It’s a beautiful Friday afternoon in April, and a business acquaintance invites you for a round of golf. Will you go? What if the cost of the game has to be reported to your employer, your customers, and the United States Department of Labor (DOL)? If you provide services to an employee benefit plan that is subject to the Employee Retirement Income Security Act of 1974, as amended (ERISA), there are important developments you should be aware of regarding your compensation.

By far the changes with the greatest immediate effect on ERISA plans and plan service providers are the initiatives of DOL regarding:

  • reporting of service provider compensation by plan administrators to the government on the plan’s Form 5500 Annual Return/Report (the “Form 5500”); and
  • disclosure of compensation by service providers to their plan customers.

Before discussing the nuts and bolts of the new disclosure rules, it might be helpful to list a few of the items that will likely have to be reported and/or disclosed under the new rules. (Some of the rules are final and others are only proposed.)
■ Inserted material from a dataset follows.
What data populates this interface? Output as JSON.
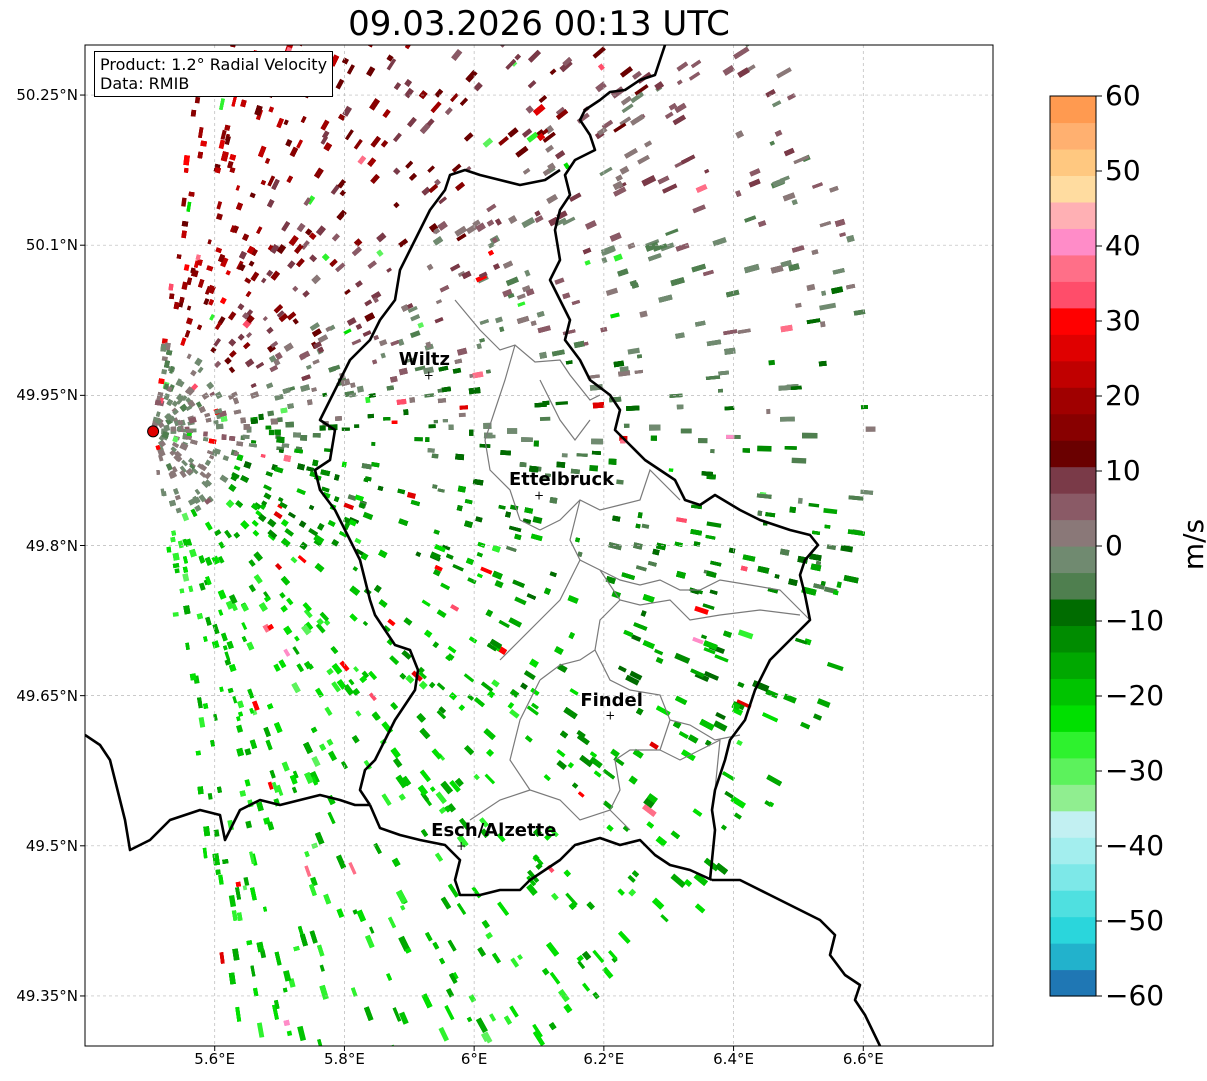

  • Meals, entertainment and gifts received by a plan service provider are likely to be treated as “compensation” paid indirectly from the plan to the service provider. Because of this, plan service providers will be asked to disclose to plans, and plans will be asked to report to the government, the value of virtually every lunch, dinner, golf outing, baseball ticket, theater ticket, educational conference, award or trip that the service provider receives if any part of the service provider’s eligibility for the outing is attributable to the services provided to the plan or the service provider’s position with the plan. Employees of a plan sponsor who work on plan matters may be considered plan service providers.
  • Brokers who help plan sponsors locate recordkeepers and investment providers and become the “broker of record” for the plan will be required to have a written agreement with the plan outlining the services provided and disclosing the 12b-1 fees and similar compensation received from the plan’s investments.
  • Banks providing recordkeeping and directed trustee services for plans that outsource certain functions (i.e., back-office services) will be required to disclose the fees received by the bank’s subcontractors.
  • Plan recordkeepers may be required to disclose to plan administrators the investment fees paid to advisors to mutual funds that are plan investment alternatives and the brokerage commissions paid by the mutual funds for trades in the mutual fund portfolio.
  • Anyone who provides services to a plan and earns float will have to disclose the amount of float attributable to the plan.

From the examples above, it should be clear that the changes to the rules governing disclosure of service provider compensation have the potential to significantly alter how plans pay for and receive services. This article reviews how the current system of service provider compensation developed and the events that have brought attention to service provider compensation in recent years. We then discuss recent actions by the DOL that have significantly expanded the scope of disclosure required in the context of plan fees. Finally, the article offers a few observations on the magnitude of the changes taking place in this area and their possible effect on plan service providers and fiduciaries.